Edda Emmanuelli Perez
General Counsel


[1] The RLP covered the general terms of the procurement, such as how the agency would conduct the price evaluation, RLP at 20, and provided the specific details of the requirement, such as the amount and type of space sought by the agency, as well as the location. The RLP provided that the term of the lease was 15 years, with government termination rights effective after a 10-year firm term of the lease. Id. at 4.

[2] Page numbers cited herein with regard to the agency report refer to the agency’s pagination of the documents in its report. Citations to the parties’ pleadings or agency exhibits without agency-provided page numbers refer to the Adobe PDF page numbers associated with those documents.

[3] ABOA SF refers to the area available for use by a tenant for personnel, furnishings, and equipment, and is generally synonymous with usable square feet.
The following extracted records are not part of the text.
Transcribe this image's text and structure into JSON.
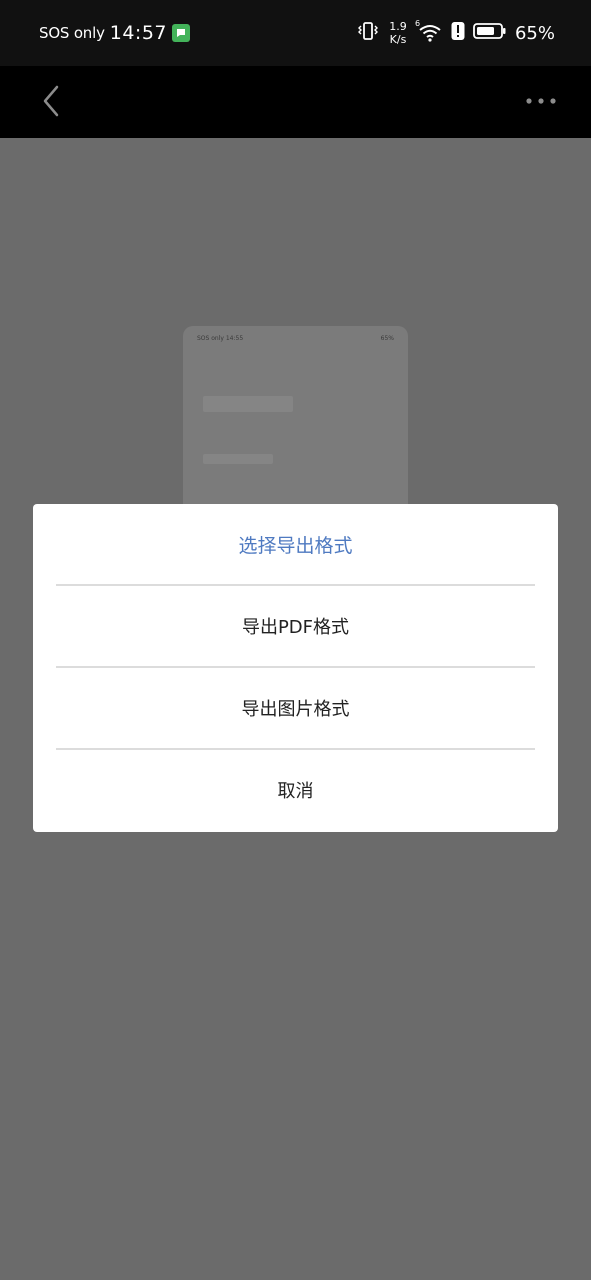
{
  "status_bar": {
    "carrier": "SOS only",
    "time": "14:57",
    "net_speed_value": "1.9",
    "net_speed_unit": "K/s",
    "wifi_badge": "6",
    "battery": "65%"
  },
  "toolbar": {
    "back_icon": "chevron-left-icon",
    "more_icon": "more-horizontal-icon"
  },
  "thumbnail": {
    "status_left": "SOS only 14:55",
    "status_right": "65%"
  },
  "dialog": {
    "title": "选择导出格式",
    "options": [
      {
        "label": "导出PDF格式"
      },
      {
        "label": "导出图片格式"
      },
      {
        "label": "取消"
      }
    ]
  },
  "colors": {
    "title_accent": "#4f7ac1",
    "overlay": "#6b6b6b",
    "status_bg": "#111111",
    "toolbar_bg": "#000000"
  }
}
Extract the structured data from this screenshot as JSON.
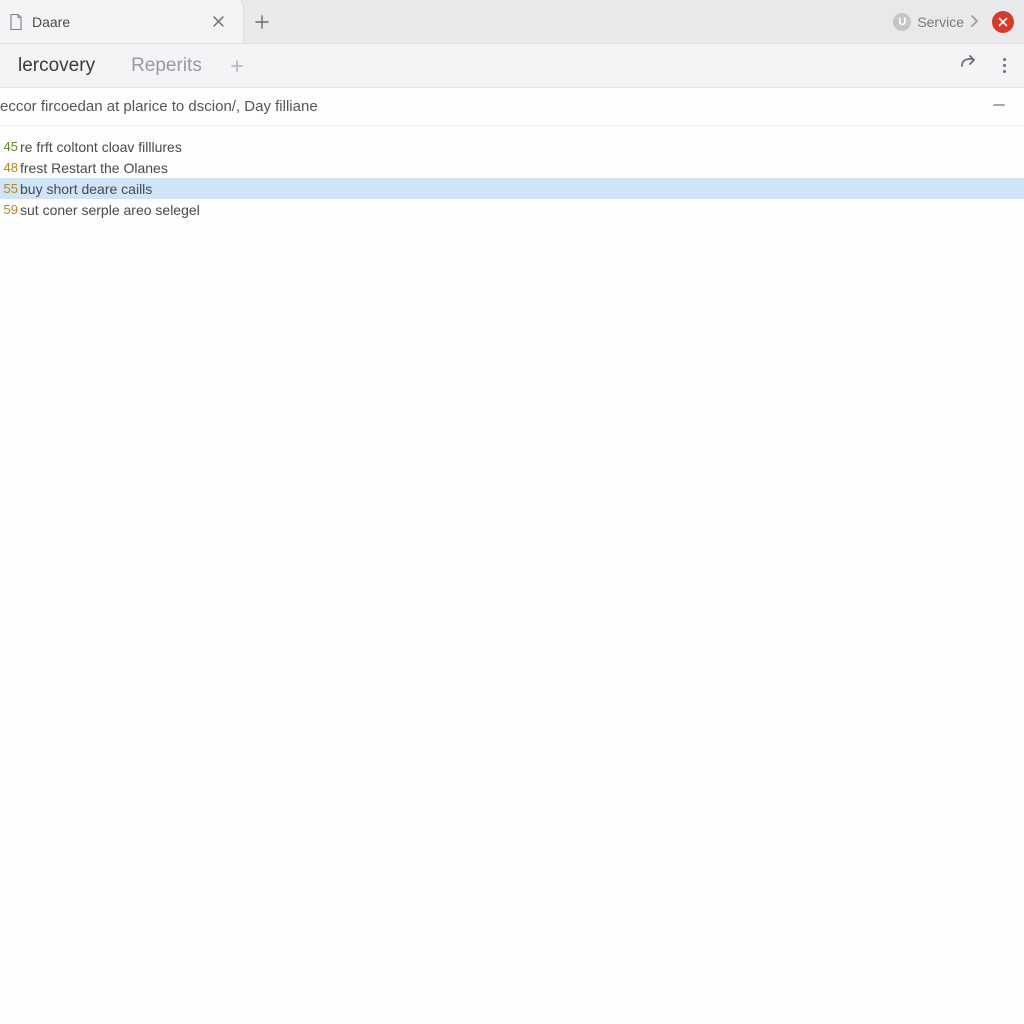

See Hoover Properties, B-418844; B-418844.2, Sept. 28, 2020, 2020 CPD ¶ 373 at 2 n.3.

[4] The agency states that it has received an invoice from Middleburg for its bid and proposal costs, as well as attorneys’ fees, and that the invoice has been forwarded to its finance department to facilitate payment. Agency Additional Briefing at 2.

[5] In a prior protest, Middleburg postulated that a “more realistic assessment” of Michael Downing’s replication and relocation costs would be $1,578,400. B-421477.2 Suppl. Protest at 8. As the agency notes, however, even using these costs, instead of the agency’s costs, Michael Downing’s status as the lowest-priced offeror would not change. COS at 2 (showing that using the protester’s earlier cost estimates, Michael Downing’s proposal would still result in a cost savings to the agency of $36,813).

[6] BSAC is a charge for security items that are a separate capital investment in a leased property and are not included in the building shell or tenant improvement rates for allowance or rate setting purposes. GSA, Pricing Desk Guide at 2-26 (5th ed. 2019)… (last visited on Nov. 15, 2023).

[7] The Davis Bacon Act sets forth certain minimum wage requirements for laborers and mechanics performing contracts in excess of $2,000 for construction, alteration, or repair of public buildings or public works. 40 U.S.C. § 3142.